To make the phenomenon of self-organization more concrete, it is useful to look at two basic examples of self-organizing systems. Perhaps the simplest such process that has been extensively studied is magnetization. A piece of potentially magnetic material, such as iron, consists of a multitude of tiny magnets, called "spins" (see Figure 1). Each spin has a particular orientation, corresponding to the direction of its magnetic field. In general, these spins will point in different directions, so that their magnetic fields cancel each other out. This disordered configuration is caused by the random movements of the molecules in the material. The higher the temperature, the stronger these random movements affecting the spins, and the more difficult it will be for any ordered arrangement of spins to maintain or emerge.
Figure 1: two arrangement of spins: disordered (left) and ordered (right)
However, when the temperature decreases, the spins will spontaneously align themselves, so that they all point in the same direction.
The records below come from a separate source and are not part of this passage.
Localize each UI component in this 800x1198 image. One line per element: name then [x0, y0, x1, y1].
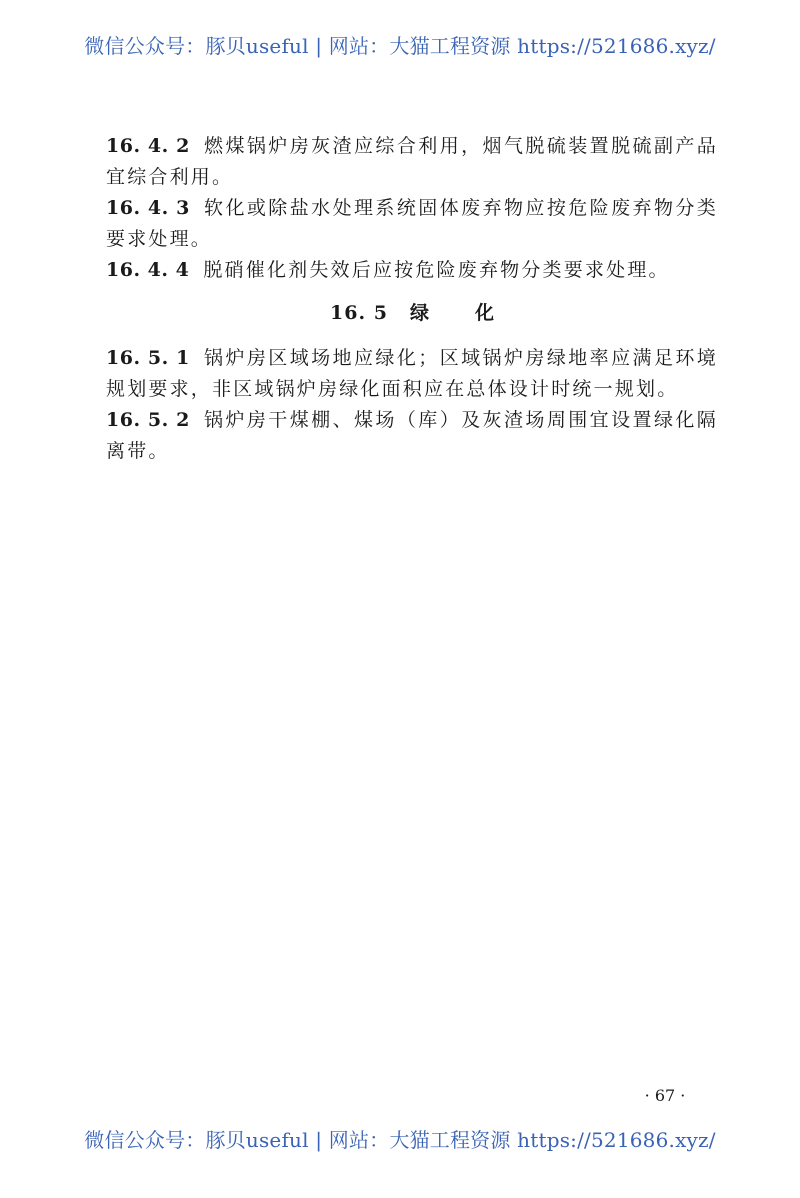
clause-number: 16. 5. 2 — [106, 409, 190, 431]
document-body — [106, 131, 718, 467]
clause-text: 软化或除盐水处理系统固体废弃物应按危险废弃物分类要求处理。 — [106, 197, 718, 250]
section-title: 绿化 — [409, 302, 540, 324]
clause-text: 脱硝催化剂失效后应按危险废弃物分类要求处理。 — [203, 259, 670, 281]
clause-text: 锅炉房干煤棚、煤场（库）及灰渣场周围宜设置绿化隔离带。 — [106, 409, 718, 462]
clause-16-4-4 — [106, 255, 718, 286]
watermark-header: 微信公众号：豚贝useful | 网站：大猫工程资源 https://521686.xyz/ — [84, 34, 716, 58]
clause-number: 16. 4. 3 — [106, 197, 190, 219]
clause-16-4-2 — [106, 131, 718, 193]
watermark-footer: 微信公众号：豚贝useful | 网站：大猫工程资源 https://521686.xyz/ — [84, 1128, 716, 1152]
clause-16-5-2 — [106, 405, 718, 467]
section-number: 16. 5 — [330, 302, 388, 324]
section-heading-16-5 — [106, 298, 718, 329]
clause-16-4-3 — [106, 193, 718, 255]
page-number: · 67 · — [644, 1086, 686, 1105]
clause-16-5-1 — [106, 343, 718, 405]
clause-number: 16. 4. 2 — [106, 135, 190, 157]
clause-text: 锅炉房区域场地应绿化；区域锅炉房绿地率应满足环境规划要求，非区域锅炉房绿化面积应在总体设计时统一规划。 — [106, 347, 718, 400]
clause-number: 16. 4. 4 — [106, 259, 190, 281]
clause-text: 燃煤锅炉房灰渣应综合利用，烟气脱硫装置脱硫副产品宜综合利用。 — [106, 135, 718, 188]
clause-number: 16. 5. 1 — [106, 347, 190, 369]
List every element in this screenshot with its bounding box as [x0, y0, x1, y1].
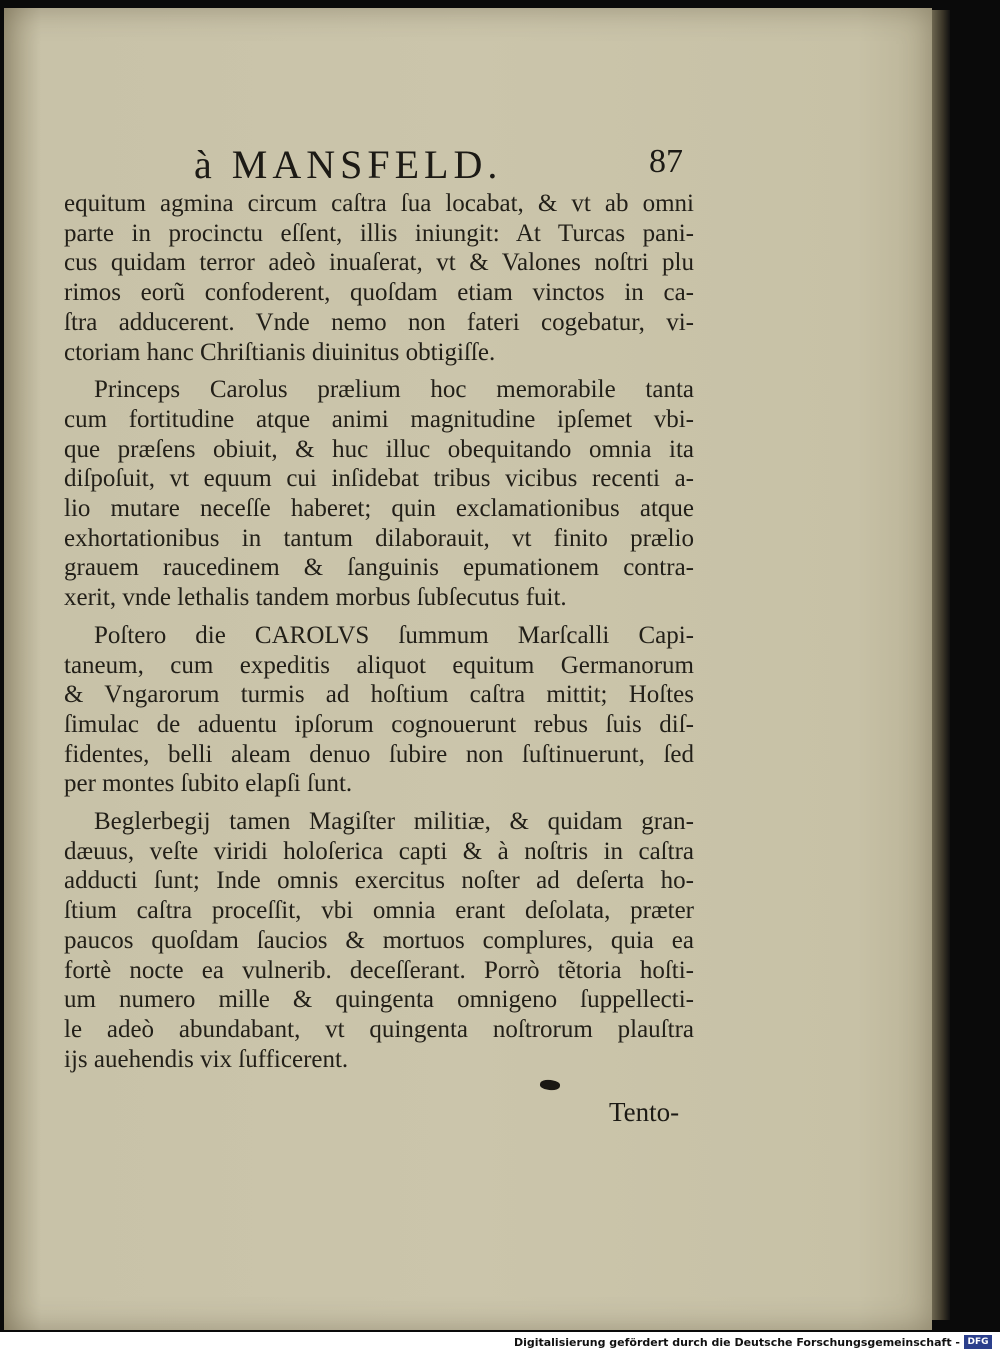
digitization-credit: Digitalisierung gefördert durch die Deutsche Forschungsgemeinschaft -	[513, 1336, 960, 1349]
text-line: & Vngarorum turmis ad hoſtium caſtra mittit; Hoſtes	[64, 681, 694, 709]
body-text	[64, 189, 694, 1082]
text-line: adducti ſunt; Inde omnis exercitus noſter ad deſerta ho-	[64, 867, 694, 895]
paragraph	[64, 189, 694, 367]
text-line: equitum agmina circum caſtra ſua locabat, & vt ab omni	[64, 190, 694, 217]
dfg-logo: DFG	[964, 1335, 992, 1349]
text-line: ctoriam hanc Chriſtianis diuinitus obtigiſſe.	[64, 338, 496, 366]
book-page	[4, 8, 932, 1330]
text-line: lio mutare neceſſe haberet; quin exclamationibus atque	[64, 495, 694, 523]
text-line: le adeò abundabant, vt quingenta noſtrorum plauſtra	[64, 1015, 694, 1043]
text-line: paucos quoſdam ſaucios & mortuos complures, quia ea	[64, 926, 694, 954]
page-number: 87	[649, 143, 683, 180]
text-line: ſimulac de aduentu ipſorum cognouerunt rebus ſuis diſ-	[64, 710, 694, 738]
text-line: que præſens obiuit, & huc illuc obequitando omnia ita	[64, 435, 694, 463]
text-line: Beglerbegij tamen Magiſter militiæ, & quidam gran-	[94, 808, 694, 836]
text-line: fidentes, belli aleam denuo ſubire non ſuſtinuerunt, ſed	[64, 740, 694, 768]
running-head: à MANSFELD.	[194, 142, 503, 187]
page-edge-shadow	[932, 10, 950, 1320]
text-line: dæuus, veſte viridi holoſerica capti & à noſtris in caſtra	[64, 837, 694, 865]
text-line: fortè nocte ea vulnerib. deceſſerant. Porrò tẽtoria hoſti-	[64, 956, 694, 984]
text-line: Princeps Carolus prælium hoc memorabile tanta	[94, 376, 694, 404]
text-line: per montes ſubito elapſi ſunt.	[64, 770, 353, 798]
text-line: xerit, vnde lethalis tandem morbus ſubſecutus fuit.	[64, 584, 567, 612]
text-line: grauem raucedinem & ſanguinis epumationem contra-	[64, 554, 694, 582]
text-line: ſtium caſtra proceſſit, vbi omnia erant deſolata, præter	[64, 897, 694, 925]
paragraph	[64, 807, 694, 1074]
text-line: rimos eorũ confoderent, quoſdam etiam vinctos in ca-	[64, 279, 694, 307]
text-line: diſpoſuit, vt equum cui inſidebat tribus vicibus recenti a-	[64, 465, 694, 493]
paragraph	[64, 375, 694, 613]
text-line: ijs auehendis vix ſufficerent.	[64, 1045, 349, 1073]
paragraph	[64, 621, 694, 799]
text-line: um numero mille & quingenta omnigeno ſuppellecti-	[64, 986, 694, 1014]
text-line: ſtra adducerent. Vnde nemo non fateri cogebatur, vi-	[64, 308, 694, 336]
text-line: parte in procinctu eſſent, illis iniungit: At Turcas pani-	[64, 219, 694, 247]
text-line: cum fortitudine atque animi magnitudine ipſemet vbi-	[64, 405, 694, 433]
text-line: cus quidam terror adeò inuaſerat, vt & Valones noſtri plu	[64, 249, 694, 277]
text-line: Poſtero die CAROLVS ſummum Marſcalli Capi-	[94, 621, 694, 649]
page-header	[4, 141, 932, 191]
text-line: exhortationibus in tantum dilaborauit, vt finito prælio	[64, 524, 694, 552]
catchword: Tento-	[609, 1097, 680, 1127]
text-line: taneum, cum expeditis aliquot equitum Germanorum	[64, 651, 694, 679]
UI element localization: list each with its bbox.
Instead of cancelling each other, the different magnetic fields now add up, producing a strong overall field. The reason that the spins "prefer" this ordered arrangement is because spins pointing in opposite directions repel each other, like the North poles of two magnets that are brought together. Spins pointing in the same direction, on the other hand, attract each other, like the North pole of one magnet attracts the South pole of another magnet. Magnetization is a clear case of self-organization, which can be used as a paradigm for a whole range of similar phenomena, such as crystallization (where not only the orientations but also the positions of the molecules become evenly arranged).
A somewhat more complex example will illustrate further characteristics of self-organization. In the Bénard phenomenon, a liquid is heated evenly from below, while cooling down evenly at its surface, like the water in an open container that is put on an electric hot-plate. Since warm liquid is lighter than cold liquid, the heated liquid tries to move upwards towards the surface. However, the cool liquid at the surface similarly tries to sink to the bottom. These two opposite movements cannot take place at the same time without some kind of coordination between the two flows of liquid. The liquid tends to self-organize into a pattern of hexagonal cells, or a series of parallel "rolls", with an upward flow on one side of the roll or cell and a downward flow on the other side. This example is similar to the magnetization in the sense that the molecules in the liquid were moving in random directions at first, but end up all moving in a coordinated way: all "hot" molecules moving upwards on one side of the roll, all "cool" molecules downwards on the other side (see Figure 2). The difference is that the resulting pattern is not static but dynamic: the liquid molecules remain in perpetual movement, whereas the magnetic spins are "frozen" in a particular direction.
Figure 2: two types of movements of liquid molecules: random (left) and in the form of Bénard rolls (right), caused by a difference of temperature between the bottom and the surface of the container.